Living with more than twice the air pressure of people on land made movement wearisome. It took a while to adjust to the high oxygen content. Insouciant as ever, Cousteau remarks that the high oxygen levels “makes tobacco burn twice as fast.” His attention to the art of smoking becomes apparent again when one of the men is preparing to depart for a week to the “deep experimental cell,” a seven-foot cabin some eighty feet below. Cousteau solemnly informs us that “down there he will have to give up his pipe.” The deep cell has other effects: the voices of the two men stationed there turn into squeaks, and “cuts and abrasions heal overnight; beards almost stop growing.”
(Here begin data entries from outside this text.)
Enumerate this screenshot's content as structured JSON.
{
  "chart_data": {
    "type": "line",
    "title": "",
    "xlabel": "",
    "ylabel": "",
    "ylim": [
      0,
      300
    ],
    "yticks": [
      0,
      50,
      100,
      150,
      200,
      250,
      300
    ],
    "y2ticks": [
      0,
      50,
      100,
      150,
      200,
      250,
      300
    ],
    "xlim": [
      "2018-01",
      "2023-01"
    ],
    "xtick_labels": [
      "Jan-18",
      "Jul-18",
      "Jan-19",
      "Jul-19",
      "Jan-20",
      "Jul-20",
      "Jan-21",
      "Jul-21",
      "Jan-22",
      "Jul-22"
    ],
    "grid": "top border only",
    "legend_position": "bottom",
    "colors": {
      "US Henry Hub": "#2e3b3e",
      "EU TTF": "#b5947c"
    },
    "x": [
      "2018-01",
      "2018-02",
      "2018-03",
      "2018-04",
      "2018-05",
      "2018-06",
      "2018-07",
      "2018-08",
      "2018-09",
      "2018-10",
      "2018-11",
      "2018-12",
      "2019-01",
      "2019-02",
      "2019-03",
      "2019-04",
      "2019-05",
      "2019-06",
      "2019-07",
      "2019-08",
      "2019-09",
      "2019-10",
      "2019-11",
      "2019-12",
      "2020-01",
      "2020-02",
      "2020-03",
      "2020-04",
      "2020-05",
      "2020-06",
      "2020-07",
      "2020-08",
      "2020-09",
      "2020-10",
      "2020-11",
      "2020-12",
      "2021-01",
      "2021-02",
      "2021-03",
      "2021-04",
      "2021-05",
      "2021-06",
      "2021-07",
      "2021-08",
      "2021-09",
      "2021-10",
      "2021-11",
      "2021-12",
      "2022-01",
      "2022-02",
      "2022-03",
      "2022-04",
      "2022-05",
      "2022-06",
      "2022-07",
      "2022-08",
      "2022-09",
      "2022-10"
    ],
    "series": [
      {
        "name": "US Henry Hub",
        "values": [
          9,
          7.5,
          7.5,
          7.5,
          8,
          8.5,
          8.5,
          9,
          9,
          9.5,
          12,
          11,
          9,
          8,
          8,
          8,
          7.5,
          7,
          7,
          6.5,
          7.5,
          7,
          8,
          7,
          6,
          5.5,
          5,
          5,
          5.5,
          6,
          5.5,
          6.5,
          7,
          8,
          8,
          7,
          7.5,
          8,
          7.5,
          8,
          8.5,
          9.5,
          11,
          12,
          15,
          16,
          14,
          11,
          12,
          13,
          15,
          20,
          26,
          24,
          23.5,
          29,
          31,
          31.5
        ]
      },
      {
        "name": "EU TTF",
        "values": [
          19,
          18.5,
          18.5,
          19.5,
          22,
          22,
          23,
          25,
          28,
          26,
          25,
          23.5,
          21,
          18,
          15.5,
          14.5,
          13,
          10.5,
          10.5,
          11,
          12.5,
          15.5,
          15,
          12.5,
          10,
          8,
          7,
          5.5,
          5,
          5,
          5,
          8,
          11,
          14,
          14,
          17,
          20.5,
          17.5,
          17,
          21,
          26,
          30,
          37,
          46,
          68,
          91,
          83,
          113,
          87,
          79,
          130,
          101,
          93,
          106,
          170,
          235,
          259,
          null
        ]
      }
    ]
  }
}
Although the Starfish House is no longer there, the hangar for the dive saucer remains intact. Other remnants of the village (which is in the Red Sea) include shark cages and a toolshed. When in operation, the outside surfaces were cleaned every day to stop any buildup of seaweed. Today the whole scene resembles a coral garden populated by reef fish and a multitude of gray reef and hammerhead sharks.